Maimane: Sanral aware of e-toll aversion

379 02-09-2013 Wonke Wonke super market shop owner Sizwesenkosi Ncobo, Maserishane Debeila with Democratic Alliance Gauteng Premier candidate Mmusi Maimane and DA MP Ian Ollis during their visit in Thembisa to meet small business owners to discuss the impact of e-tolling. Picture: Tiro Ramatlhatse

379 02-09-2013 Wonke Wonke super market shop owner Sizwesenkosi Ncobo, Maserishane Debeila with Democratic Alliance Gauteng Premier candidate Mmusi Maimane and DA MP Ian Ollis during their visit in Thembisa to meet small business owners to discuss the impact of e-tolling. Picture: Tiro Ramatlhatse

Published Sep 3, 2013

Share

Pretoria - The South African National Roads Agency Limited (Sanral) has known since 2009 that people are opposed to e-tolling, yet it remains committed to implementing a system it knows will not work.

This is according to the DA candidate for the Gauteng premiership, Mmusi Maimane. He was speaking in Vusimuzi, Tembisa, where he met small businesses owners to discuss the effect that e-tolling would have on them. Maimane was accompanied by the DA’s national spokesman on transport, Ian Ollis.

Sanral’s April 2009 documentation indicated that 69 percent of drivers were willing to pay a toll fee, while 31 percent were not willing, Maimane said. He said that in June 2009, the results were amended, indicating that 48 percent of people would not be willing to pay e-tolls.

Maimane said Sanral and the Electronic Toll Collection (ETC) company knew that high levels of public compliance were critical to the success of the project.

A section, “Road users segmentation”, in the ETC document states: “Should such a sizeable group actively resist compliance, law enforcement will be seriously hampered and it could become virtually impossible to implement.
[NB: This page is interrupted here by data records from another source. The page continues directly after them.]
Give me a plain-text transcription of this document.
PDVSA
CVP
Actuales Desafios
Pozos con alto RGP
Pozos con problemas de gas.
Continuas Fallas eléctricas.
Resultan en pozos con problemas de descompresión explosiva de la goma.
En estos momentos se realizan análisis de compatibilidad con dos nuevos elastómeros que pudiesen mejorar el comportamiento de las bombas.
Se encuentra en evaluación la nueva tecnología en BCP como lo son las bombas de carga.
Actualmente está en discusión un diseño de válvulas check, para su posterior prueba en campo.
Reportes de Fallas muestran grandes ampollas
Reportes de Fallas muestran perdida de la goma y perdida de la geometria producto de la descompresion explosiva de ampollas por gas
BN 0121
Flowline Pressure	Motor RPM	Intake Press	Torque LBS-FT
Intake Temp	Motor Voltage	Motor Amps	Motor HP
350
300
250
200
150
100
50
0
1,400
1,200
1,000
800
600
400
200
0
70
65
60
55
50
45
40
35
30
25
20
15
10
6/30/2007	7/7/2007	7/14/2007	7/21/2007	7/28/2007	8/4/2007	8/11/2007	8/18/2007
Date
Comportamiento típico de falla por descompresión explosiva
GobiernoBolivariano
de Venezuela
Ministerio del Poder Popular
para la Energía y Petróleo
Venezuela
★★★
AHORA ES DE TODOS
Sizeable active resistance could jeopardise the project as a whole.”

Maimane said that despite its research findings, Sanral continued to try to impose the e-toll system on drivers with the backing of the Transport Department.

It was not fair that people be expected to fork out money for highways for which they were paying through taxes, Maimane said.

Ollis said billions of rand in fuel levies that could have been used on roads had been spent on other projects.

A Tembisa butcher and grocer, Sizwesenkosi Ngcobo, said he was opposed to e-tolls, despite being an ANC supporter.

“Insisting on e-tolls is likely to lose (the) ANC a lot of votes,” he said. “I get stock from Pretoria, City Deep and other places. If I have to pay e-tolls I will have to increase the prices of my goods, people will stop buying and I’ll possibly go out of business. E-tolls will kill me.”

Sanral spokesman Vusi Mona said an independent study by UCT had indicated e-tolls would be strongly positive for business because of an improved road system. “Maimane should not come with his Grade 10 economics analysis. He can’t talk about cost without talking about the benefit.”